ミュージカル「ミス・サイゴン」の製作発表会見が2月7日に都内で行われ、エンジニア役の市村正親、駒田一、伊礼彼方、東山義久とキム役の高畑充希、昆夏美、屋比久知奈が登壇した。
ベトナム戦争末期のベトナム・サイゴンを舞台に、エンジニアの経営するキャバレーで知り合ったベトナム人の少女・キムと米兵・クリスの恋愛模様の他、キムの子・タムへの究極の愛を描く同作品。
ミュージカル「レ・ミゼラブル」のクリエーティブ・チームが手掛る第2弾として製作され、日本では1992年から1年半の帝国ロングラン以来、通算上演回数1463回を重ねる大ヒット作で、今年日本初演から30周年を迎える。2020年に全国8都市での106公演を予定していたが、新型コロナ感染防止のために中止となっていた。今回の公演は7、8月の東京・帝国劇場公演を皮切りに、11月まで全国9都市で計116公演を予定している。
会見では、今回の新キャストである伊礼、東山、高畑、屋比久の4人が演じる役への思いを語った。

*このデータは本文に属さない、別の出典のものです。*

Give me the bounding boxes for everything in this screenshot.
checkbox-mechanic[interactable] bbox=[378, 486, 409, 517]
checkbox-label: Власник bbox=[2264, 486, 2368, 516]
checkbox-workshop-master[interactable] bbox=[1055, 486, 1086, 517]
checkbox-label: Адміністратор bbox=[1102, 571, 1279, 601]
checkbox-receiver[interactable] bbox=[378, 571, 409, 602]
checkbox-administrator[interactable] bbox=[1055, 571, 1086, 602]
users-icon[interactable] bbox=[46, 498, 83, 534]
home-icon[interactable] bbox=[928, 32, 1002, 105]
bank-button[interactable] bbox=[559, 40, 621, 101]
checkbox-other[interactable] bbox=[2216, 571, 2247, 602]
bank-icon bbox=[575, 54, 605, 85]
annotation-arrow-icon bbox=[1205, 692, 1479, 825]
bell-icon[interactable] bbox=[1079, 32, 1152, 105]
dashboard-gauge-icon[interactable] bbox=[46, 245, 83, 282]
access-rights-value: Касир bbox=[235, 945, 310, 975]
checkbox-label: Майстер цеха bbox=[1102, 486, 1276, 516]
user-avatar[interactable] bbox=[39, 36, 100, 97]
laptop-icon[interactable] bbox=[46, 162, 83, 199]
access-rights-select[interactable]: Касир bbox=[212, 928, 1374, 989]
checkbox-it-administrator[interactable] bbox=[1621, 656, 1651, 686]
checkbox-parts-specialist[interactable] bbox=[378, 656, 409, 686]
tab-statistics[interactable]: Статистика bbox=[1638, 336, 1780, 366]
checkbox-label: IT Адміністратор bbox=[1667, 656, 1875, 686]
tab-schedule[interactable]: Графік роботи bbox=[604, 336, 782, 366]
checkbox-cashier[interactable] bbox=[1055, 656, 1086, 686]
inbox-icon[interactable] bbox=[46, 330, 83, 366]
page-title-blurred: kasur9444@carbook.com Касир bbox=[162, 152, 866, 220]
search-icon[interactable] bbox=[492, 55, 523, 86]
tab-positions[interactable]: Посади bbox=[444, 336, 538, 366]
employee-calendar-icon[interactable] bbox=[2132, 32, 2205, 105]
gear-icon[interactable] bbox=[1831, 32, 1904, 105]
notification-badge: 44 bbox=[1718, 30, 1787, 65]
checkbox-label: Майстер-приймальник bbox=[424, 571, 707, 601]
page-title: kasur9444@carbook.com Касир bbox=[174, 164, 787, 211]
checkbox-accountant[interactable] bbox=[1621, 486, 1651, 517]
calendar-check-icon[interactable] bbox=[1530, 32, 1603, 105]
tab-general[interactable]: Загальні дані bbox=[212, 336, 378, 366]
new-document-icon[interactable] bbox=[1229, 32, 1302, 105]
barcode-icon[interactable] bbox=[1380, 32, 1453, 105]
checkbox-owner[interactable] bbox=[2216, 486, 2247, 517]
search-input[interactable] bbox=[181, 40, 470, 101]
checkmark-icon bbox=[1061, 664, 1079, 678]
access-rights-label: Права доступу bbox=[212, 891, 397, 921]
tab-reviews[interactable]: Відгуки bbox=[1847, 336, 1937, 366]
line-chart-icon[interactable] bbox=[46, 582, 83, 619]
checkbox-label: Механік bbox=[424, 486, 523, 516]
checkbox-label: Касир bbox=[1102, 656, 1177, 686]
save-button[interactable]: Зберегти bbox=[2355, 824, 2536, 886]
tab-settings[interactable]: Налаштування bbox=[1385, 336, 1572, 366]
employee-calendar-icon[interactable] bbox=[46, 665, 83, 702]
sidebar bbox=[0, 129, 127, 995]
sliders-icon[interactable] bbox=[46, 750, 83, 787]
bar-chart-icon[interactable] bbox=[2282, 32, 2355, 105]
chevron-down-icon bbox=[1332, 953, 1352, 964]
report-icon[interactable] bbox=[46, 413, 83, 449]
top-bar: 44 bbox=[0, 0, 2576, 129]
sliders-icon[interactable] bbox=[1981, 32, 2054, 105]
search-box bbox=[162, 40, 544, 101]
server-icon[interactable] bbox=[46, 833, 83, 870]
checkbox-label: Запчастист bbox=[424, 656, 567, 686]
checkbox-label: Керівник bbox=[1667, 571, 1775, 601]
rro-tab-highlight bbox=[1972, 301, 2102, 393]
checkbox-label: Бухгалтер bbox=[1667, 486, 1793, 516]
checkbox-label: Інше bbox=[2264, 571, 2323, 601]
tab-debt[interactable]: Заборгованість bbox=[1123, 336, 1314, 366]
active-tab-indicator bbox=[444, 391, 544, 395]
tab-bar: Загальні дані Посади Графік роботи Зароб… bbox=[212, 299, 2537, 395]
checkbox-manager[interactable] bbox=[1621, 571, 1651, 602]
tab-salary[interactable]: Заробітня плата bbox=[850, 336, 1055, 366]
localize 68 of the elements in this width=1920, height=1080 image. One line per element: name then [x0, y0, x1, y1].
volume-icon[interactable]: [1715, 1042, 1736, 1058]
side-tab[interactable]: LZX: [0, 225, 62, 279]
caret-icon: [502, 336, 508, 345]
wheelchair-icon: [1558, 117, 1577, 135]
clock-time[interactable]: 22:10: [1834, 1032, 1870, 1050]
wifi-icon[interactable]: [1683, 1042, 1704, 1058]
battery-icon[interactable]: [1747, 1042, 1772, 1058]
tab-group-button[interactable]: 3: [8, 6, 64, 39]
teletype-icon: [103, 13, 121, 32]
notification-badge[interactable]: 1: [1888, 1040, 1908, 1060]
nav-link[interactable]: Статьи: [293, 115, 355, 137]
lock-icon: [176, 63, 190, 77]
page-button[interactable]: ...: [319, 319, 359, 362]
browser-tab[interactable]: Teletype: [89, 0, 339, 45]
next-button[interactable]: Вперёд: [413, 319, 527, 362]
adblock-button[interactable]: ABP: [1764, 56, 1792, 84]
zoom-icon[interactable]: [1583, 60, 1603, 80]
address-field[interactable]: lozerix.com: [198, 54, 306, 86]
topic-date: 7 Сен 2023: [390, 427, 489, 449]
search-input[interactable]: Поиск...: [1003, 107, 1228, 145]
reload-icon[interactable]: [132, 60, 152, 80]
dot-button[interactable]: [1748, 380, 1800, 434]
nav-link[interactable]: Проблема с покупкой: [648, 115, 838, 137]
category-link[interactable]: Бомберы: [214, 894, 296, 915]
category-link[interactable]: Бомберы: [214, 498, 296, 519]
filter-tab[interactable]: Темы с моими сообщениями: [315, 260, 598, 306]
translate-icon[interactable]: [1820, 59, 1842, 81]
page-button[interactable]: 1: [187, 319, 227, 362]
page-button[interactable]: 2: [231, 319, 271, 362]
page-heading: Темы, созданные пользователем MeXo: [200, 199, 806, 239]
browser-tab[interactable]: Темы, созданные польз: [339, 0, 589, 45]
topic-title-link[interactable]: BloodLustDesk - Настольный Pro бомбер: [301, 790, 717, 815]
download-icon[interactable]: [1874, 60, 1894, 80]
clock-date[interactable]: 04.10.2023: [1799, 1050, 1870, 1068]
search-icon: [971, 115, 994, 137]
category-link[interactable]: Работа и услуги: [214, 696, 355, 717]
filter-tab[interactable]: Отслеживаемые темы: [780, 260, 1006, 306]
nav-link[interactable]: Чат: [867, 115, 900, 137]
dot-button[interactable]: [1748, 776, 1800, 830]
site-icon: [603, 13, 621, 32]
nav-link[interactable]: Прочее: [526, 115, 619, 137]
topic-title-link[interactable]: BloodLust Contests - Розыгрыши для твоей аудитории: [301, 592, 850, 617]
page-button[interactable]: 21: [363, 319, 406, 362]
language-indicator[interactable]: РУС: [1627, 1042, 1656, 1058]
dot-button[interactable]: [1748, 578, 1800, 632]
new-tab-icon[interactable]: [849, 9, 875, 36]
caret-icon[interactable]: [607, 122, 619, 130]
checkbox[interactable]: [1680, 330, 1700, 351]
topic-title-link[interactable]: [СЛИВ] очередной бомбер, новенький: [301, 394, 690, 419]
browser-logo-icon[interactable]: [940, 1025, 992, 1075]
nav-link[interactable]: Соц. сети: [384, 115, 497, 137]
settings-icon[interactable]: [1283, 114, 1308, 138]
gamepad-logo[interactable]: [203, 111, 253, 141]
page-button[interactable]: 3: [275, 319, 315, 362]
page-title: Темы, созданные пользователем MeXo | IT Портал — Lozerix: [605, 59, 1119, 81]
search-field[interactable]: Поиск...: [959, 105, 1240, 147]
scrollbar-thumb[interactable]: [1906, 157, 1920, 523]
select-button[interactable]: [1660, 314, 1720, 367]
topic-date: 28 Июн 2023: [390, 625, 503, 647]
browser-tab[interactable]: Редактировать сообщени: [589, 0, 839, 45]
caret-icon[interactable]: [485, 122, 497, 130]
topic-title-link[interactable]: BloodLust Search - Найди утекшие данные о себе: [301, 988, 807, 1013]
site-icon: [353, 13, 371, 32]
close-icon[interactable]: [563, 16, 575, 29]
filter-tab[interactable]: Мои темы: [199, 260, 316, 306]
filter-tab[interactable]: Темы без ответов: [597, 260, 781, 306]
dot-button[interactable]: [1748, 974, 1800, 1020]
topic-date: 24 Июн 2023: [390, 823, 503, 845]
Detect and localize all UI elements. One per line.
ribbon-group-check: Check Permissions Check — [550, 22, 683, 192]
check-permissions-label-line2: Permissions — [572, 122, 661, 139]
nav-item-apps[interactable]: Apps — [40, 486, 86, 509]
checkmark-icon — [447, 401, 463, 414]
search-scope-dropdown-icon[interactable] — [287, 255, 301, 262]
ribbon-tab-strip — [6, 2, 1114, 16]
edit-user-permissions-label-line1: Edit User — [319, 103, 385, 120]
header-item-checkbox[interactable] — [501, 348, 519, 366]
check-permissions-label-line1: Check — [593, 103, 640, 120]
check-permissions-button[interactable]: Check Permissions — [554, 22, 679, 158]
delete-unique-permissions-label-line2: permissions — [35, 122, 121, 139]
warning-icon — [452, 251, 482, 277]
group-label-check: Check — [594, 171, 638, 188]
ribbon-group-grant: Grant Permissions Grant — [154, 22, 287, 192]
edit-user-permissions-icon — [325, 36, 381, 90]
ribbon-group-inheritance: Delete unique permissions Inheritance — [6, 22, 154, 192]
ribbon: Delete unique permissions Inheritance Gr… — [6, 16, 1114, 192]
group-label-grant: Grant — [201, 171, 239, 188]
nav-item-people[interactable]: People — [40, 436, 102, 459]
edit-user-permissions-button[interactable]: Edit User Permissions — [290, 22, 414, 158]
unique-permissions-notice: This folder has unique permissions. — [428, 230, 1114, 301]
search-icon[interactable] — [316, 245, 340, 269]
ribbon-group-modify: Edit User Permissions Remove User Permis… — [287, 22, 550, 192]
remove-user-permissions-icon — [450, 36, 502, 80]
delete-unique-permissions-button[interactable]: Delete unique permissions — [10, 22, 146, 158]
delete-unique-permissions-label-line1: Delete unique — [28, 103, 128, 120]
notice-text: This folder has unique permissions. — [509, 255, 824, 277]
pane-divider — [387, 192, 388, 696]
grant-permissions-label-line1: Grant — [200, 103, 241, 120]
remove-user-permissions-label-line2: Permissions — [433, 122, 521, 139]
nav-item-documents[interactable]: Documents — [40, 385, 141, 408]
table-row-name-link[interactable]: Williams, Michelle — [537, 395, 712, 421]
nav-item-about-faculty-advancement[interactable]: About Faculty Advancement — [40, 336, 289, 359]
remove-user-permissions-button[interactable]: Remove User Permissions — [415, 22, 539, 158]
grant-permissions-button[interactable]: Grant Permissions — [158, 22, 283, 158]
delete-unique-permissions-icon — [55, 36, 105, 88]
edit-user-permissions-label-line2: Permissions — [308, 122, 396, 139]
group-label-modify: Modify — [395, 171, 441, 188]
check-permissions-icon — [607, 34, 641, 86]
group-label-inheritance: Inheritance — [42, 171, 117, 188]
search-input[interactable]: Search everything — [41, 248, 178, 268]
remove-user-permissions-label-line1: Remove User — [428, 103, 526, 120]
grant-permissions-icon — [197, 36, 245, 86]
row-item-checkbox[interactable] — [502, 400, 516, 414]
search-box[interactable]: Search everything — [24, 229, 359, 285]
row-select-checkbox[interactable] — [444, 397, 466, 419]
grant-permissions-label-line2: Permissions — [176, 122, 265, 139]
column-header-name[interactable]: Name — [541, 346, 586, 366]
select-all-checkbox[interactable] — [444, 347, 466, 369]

伊礼は「エンジニアの人間臭いところがとても好きですね。夢を持って一攫千金を狙っているところもありますし、何よりも彼は混血というアイデンティティーを持っているのですが、僕も同じアイデンティティーを持っている身として、“今いる立場に足がついていない状態”というのがすごく理解できるんです。彼のもがいている心情を少なからず理解できるので、僕には彼が『寂しい独りぼっちの男の子』のように感じるんです。そういうところを掘り下げていきたいなと思っています」と告白。
一方、東山は「(エンジニアは)『この夢がかなえばいいな』というのではなく、『夢をもぎ取る』という感じ。そういうエネルギーがあるところが一番の魅力だと思います。僕はそこに引かれるし、そこを探求して、市村さん、駒田さん、伊礼くんとは違うエンジニアを表現できればと思います」とにっこり。
また、高畑は「お稽古する中で歴史的な背景を学んで、(物語に登場するのは)キムというキャラクターではあるんですけど、あの時期には(物語で描かれる)ああいう状況がいっぱいあって、『“ある女の子がそういう状況に置かれた時に、どういう選択をしていくか”という話なのだな』と思ったので、(トリプルキャストという)こうやってキムが3人いるっていうのが素晴らしいことだなと思っています。前回の稽古で、昆ちゃんや屋比久ちゃんを見ているだけですごくインスピレーションをが沸いたり、刺激をもらったりすることが本当に多かったので、今回もいろんな人と話してどんなキムが出来上がっていくのか自分自身でも楽しみです」と明かした。
ほか、屋比久は「あの時代に生きた一人の女性の生き様だったり、『どういう状況で、どういう選択をしなければいけなかったのか』というのを、本当に深く彼女を愛して理解して、強さと弱さと汚いところと美しいところ、全部を表現できるように精いっぱい向き合いたいなと強く感じています」とコメントした。